Design/develop SW in C/C++ for airborne RADAR application

Maritime Surveillance mode for high altitude unmanned aircraft (2009-Present)

• Compiled mode requirements within DOORS system. Responsible for the Radar Control/Signal Processing (SP) Software Design. Both Requirements and Software Design were presented to the customer (U.S. Navy) and received approval.

• Developed of SP software that resided on a bank of 35 Mercury PPC signal processors, initially done on Window/Visual Studio environment prior to target hardware migration to greatly reduce development time and cost.

• Worked in collaboration with systems engineering where complex SP algorithms were refined and optimized to operate within strict real-time constraints.
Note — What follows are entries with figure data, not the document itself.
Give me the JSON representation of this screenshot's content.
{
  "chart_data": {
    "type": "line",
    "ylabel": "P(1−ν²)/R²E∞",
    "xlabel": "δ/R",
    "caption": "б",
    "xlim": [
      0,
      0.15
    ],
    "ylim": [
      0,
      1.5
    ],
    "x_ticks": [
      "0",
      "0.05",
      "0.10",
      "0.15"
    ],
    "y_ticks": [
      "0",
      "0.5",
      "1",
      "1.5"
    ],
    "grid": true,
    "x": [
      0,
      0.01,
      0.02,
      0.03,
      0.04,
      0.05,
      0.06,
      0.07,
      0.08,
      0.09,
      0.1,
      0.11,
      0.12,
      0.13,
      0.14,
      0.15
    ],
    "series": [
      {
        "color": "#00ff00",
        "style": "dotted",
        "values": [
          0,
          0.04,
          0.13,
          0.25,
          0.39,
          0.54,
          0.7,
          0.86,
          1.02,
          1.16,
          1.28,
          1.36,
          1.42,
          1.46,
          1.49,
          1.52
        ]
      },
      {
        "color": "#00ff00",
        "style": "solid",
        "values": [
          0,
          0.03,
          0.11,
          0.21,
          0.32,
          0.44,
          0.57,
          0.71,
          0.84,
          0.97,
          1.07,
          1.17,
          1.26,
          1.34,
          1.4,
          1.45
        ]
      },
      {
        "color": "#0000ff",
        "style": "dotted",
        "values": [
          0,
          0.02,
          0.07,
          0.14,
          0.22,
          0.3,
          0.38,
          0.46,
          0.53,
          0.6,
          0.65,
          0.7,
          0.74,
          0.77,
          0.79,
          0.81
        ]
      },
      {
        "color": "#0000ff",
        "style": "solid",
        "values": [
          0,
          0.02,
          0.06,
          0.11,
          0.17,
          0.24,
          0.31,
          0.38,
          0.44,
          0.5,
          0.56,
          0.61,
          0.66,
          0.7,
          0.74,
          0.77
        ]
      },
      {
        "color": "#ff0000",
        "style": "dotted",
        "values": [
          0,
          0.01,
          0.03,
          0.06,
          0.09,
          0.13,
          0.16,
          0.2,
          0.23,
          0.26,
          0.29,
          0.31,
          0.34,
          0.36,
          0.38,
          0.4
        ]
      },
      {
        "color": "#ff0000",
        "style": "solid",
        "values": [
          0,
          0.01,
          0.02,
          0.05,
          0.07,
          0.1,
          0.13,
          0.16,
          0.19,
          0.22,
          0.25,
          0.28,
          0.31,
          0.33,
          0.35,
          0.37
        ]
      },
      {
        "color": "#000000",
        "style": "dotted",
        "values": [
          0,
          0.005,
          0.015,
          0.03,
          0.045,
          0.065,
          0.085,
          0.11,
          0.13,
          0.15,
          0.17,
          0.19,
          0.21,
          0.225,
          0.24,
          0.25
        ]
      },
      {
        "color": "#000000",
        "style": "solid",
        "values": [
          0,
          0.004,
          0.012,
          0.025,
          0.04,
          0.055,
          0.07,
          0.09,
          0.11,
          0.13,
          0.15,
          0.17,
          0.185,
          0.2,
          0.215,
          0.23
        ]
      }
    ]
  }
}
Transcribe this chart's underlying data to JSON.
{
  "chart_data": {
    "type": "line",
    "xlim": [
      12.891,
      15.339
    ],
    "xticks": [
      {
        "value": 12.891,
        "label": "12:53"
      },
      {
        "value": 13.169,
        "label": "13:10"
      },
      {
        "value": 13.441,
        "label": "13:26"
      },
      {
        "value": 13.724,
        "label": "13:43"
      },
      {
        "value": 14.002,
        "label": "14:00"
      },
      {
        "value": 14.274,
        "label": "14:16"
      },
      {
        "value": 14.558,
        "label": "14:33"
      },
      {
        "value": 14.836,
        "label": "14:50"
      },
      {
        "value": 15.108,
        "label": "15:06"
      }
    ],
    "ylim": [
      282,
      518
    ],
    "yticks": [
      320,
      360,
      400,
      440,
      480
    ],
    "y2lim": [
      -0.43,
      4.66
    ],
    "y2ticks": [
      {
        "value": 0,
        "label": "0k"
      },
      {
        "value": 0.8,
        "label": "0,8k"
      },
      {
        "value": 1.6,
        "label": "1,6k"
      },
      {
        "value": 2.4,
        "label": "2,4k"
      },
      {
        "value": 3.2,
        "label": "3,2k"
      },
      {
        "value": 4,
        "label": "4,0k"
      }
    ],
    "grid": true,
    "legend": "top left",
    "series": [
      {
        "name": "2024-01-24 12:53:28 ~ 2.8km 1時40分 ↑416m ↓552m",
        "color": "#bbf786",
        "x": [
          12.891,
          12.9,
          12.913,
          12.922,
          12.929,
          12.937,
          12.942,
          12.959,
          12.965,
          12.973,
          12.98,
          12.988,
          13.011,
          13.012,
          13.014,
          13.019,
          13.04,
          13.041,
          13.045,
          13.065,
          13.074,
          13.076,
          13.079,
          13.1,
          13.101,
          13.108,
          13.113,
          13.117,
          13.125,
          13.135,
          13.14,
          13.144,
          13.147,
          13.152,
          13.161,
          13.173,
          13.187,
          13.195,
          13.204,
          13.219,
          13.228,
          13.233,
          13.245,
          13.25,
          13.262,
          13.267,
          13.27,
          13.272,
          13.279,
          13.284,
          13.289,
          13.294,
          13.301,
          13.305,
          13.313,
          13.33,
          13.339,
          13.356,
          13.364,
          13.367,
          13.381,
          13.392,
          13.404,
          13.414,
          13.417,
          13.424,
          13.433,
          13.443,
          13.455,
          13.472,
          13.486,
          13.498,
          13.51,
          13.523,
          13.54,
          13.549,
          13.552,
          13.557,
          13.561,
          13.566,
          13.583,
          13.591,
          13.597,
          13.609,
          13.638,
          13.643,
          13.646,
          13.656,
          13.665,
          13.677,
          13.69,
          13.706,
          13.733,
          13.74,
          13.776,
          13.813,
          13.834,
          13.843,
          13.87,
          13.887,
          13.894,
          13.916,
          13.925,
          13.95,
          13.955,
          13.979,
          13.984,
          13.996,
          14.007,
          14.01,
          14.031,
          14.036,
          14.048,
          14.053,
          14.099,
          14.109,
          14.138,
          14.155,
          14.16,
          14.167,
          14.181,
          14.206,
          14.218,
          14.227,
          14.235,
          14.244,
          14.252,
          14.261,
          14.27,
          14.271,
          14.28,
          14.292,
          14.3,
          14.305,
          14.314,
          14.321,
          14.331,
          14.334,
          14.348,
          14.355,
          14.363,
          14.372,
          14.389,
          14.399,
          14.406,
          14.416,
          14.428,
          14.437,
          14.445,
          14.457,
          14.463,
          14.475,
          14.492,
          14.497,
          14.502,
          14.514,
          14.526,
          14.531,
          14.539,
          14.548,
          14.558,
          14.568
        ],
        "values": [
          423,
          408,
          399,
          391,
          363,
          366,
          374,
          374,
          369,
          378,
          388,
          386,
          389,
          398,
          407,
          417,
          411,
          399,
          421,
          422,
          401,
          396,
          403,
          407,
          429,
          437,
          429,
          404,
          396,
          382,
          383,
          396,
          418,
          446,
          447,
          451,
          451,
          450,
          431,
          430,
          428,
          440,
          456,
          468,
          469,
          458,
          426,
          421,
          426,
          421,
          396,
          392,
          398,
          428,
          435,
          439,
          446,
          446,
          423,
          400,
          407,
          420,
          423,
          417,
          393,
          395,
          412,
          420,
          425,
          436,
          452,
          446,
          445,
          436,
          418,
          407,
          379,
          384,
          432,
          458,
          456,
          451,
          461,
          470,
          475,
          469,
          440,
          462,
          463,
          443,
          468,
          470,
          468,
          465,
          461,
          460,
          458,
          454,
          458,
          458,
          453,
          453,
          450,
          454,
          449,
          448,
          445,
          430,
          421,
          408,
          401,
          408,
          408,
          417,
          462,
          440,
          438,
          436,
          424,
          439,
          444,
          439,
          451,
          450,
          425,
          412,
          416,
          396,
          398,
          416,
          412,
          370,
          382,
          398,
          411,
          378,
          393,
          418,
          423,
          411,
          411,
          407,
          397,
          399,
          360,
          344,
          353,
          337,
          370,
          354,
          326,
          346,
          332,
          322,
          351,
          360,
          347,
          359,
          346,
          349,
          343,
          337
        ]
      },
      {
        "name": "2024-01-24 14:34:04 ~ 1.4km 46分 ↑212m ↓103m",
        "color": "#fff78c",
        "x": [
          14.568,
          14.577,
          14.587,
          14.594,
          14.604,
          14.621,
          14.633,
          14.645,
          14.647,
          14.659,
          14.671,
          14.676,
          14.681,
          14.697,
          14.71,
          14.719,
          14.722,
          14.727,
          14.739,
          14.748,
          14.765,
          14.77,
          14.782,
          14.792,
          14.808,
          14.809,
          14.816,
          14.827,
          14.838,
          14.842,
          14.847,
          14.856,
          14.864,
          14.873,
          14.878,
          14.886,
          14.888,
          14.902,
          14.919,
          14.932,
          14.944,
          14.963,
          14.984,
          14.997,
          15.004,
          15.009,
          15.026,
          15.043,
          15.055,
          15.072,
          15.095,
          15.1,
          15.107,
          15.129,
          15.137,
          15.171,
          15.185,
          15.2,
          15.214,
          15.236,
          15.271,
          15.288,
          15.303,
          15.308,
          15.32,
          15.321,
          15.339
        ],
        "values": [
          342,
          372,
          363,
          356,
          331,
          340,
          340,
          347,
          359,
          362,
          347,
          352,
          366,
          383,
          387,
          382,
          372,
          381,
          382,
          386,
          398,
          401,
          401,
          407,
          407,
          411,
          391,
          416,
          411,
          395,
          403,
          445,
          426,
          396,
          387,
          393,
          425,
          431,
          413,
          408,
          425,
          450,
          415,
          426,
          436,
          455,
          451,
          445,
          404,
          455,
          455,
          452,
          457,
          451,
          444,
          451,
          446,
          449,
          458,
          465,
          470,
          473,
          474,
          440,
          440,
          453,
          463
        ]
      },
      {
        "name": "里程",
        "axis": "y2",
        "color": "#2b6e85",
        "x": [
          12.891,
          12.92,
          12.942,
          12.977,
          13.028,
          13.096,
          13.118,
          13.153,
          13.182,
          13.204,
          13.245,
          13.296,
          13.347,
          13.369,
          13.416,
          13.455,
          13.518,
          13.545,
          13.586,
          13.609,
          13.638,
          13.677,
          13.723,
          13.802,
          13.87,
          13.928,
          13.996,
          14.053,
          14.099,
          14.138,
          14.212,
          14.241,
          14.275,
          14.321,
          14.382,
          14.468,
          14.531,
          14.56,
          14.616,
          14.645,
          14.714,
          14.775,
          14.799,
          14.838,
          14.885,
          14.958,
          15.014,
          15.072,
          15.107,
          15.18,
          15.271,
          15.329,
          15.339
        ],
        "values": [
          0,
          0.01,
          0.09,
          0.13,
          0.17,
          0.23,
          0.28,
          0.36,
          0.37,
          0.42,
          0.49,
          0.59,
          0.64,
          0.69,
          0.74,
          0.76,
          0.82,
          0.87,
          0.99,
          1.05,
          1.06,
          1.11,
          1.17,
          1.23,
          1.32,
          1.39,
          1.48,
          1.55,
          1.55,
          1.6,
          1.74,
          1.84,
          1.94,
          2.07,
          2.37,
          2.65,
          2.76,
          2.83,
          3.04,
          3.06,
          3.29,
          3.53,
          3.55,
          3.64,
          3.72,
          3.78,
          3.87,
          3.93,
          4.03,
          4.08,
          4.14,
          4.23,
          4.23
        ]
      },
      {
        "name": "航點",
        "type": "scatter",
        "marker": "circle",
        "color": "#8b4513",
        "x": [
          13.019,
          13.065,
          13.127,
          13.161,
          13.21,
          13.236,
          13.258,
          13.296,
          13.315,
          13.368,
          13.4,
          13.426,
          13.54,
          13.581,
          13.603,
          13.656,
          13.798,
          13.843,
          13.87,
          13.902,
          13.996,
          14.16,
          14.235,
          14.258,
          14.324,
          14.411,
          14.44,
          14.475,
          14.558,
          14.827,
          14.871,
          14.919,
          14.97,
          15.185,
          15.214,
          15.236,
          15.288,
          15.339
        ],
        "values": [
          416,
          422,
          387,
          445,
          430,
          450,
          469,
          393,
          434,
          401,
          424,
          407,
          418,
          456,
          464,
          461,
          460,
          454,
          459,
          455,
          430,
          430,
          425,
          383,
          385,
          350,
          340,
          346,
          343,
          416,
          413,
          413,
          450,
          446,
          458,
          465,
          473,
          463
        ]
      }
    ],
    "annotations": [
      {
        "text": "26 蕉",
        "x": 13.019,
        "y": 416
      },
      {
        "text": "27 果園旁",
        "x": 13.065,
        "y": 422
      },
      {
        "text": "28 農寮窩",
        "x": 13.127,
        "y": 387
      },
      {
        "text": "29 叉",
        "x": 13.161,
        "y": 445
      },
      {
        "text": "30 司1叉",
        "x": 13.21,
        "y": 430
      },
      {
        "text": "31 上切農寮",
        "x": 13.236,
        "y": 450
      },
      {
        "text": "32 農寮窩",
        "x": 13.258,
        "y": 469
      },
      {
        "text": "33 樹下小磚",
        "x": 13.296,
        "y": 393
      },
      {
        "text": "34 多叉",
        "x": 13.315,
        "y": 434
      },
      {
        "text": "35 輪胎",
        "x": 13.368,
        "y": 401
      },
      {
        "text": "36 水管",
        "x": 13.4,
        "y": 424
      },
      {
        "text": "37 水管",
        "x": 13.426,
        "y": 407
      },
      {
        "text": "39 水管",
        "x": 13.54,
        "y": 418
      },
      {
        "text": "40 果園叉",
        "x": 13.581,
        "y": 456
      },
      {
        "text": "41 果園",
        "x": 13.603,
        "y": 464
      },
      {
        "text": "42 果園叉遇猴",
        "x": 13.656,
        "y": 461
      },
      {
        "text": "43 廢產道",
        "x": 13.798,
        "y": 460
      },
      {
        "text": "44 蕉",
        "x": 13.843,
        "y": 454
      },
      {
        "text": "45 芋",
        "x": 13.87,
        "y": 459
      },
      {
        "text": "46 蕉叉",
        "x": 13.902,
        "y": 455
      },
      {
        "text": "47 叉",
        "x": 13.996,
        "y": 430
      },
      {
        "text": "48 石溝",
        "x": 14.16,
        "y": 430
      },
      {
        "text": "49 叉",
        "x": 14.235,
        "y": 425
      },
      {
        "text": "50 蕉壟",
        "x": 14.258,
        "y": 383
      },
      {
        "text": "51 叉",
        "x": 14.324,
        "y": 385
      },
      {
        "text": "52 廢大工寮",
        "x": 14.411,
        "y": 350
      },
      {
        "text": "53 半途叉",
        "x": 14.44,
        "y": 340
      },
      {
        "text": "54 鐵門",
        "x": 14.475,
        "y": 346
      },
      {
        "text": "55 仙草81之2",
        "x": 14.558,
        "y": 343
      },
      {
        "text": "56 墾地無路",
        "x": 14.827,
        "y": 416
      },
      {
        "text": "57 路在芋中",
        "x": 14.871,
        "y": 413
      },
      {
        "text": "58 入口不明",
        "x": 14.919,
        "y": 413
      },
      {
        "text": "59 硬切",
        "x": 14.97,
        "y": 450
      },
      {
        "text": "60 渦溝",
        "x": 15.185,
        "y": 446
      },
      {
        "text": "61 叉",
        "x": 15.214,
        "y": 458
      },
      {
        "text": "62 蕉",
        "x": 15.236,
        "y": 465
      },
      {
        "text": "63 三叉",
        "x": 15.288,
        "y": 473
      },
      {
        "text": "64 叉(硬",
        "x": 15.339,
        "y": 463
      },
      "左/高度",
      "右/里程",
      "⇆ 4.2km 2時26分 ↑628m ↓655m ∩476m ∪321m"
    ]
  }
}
• Integrated SP software to the target platform where it has been successfully flight tested.

Ground Moving Target Indicator (GMTI) mode for Next Generation Jet Fighter/Unmanned Helicopter (2006-2008)

• Designed overall architecture of GMTI SP software to be hosted on both Curtiss-Wright and Mercury platforms (14 signal processors). This design was captured within the Artisan software modeling tool.

• Performed extensive throughput analysis to identify plausible SP graphs. Forecasted memory, fabric IO and CPU processing usage based on mathematical models. This required a thorough understanding of the timing of the Altivec library under various buffer caching paradigms (high speed cache to low speed DRAM).

• Software validated in system integration test phase; delivered on schedule and within budget.

Synthetic Aperture Radar (SAR) mode for Unmanned High Altitude Aircraft (2003-2005)

• Generated design document describing the modifications required to integrate an existing SAR SP application onto a new hardware platform. Implemented and integrated the signal processing modification.

• Implemented modifications to the mode control portion of a SAR application. This required use of the Tornado development environment.

Designed and developed software that implements protocol stacks. This includes ISDN Bri and Pri, SS7, DASS2.

• Designed, developed and tested numerous ISDN variants and features from specification. These included both North American (T1) and European (E1) types, PBX protocols QSIG and DPNSS, Generic Functional Procedures for QSIG (QSIG GF), NFAS/D-Channel Backup, Supplementary Services support, AutoSPID and Autoswitch Detection.

• Responsible for the ISDN portion of SS7 (ISUP) which included design, development, certification testing and training. Member of a small team that developed a Generic Information Element library that converted an ISUP specific Information Element stream into a C structure for customer ease of use. Along with the team, awarded patent (US20030206519) ‘System and method for encoding and decoding messages’.

• Provided customer training on ATM, DASS2/DPNSS and SS7/ISUP; Extensive customer support for the product line.

IPC was an OEM for phone systems(PBX) used on trading floors. I was responsible for designing and implementing software that controlled ISDN connections (basic and primary rate).

• Developed client/server software to transmit data reliably from a UNIX workstation to a VxWorks platform. Built an application layer on top of UDP/IP to obtain TCP/IP reliability with added performance.

• Designed and developed software subsystems to support ISDN, DPNSS, DASS2, QSIG and NET5 protocols to IPC’s PBX phone system. The software provided a seamless interface between the proprietary call processing model and off-the-shelf protocol software. Developed drivers to interface with signaling and voice channel circuitry.

ADP provided realtime feeds (news/financial) to the financial industry. I was responsible for designing/developing the software that interfaced to the various standard communication links(e.g. X.25, Bisync). This software ran on an IBM Real-time Interface Card under a multitasking environment to supply tasks with error free data. Conducted rigorous Certification testing.

Designed and developed software that allowed access to mainframes via terminal emulation from a PC. I was responsible for all aspects of our product (user interface to device driver).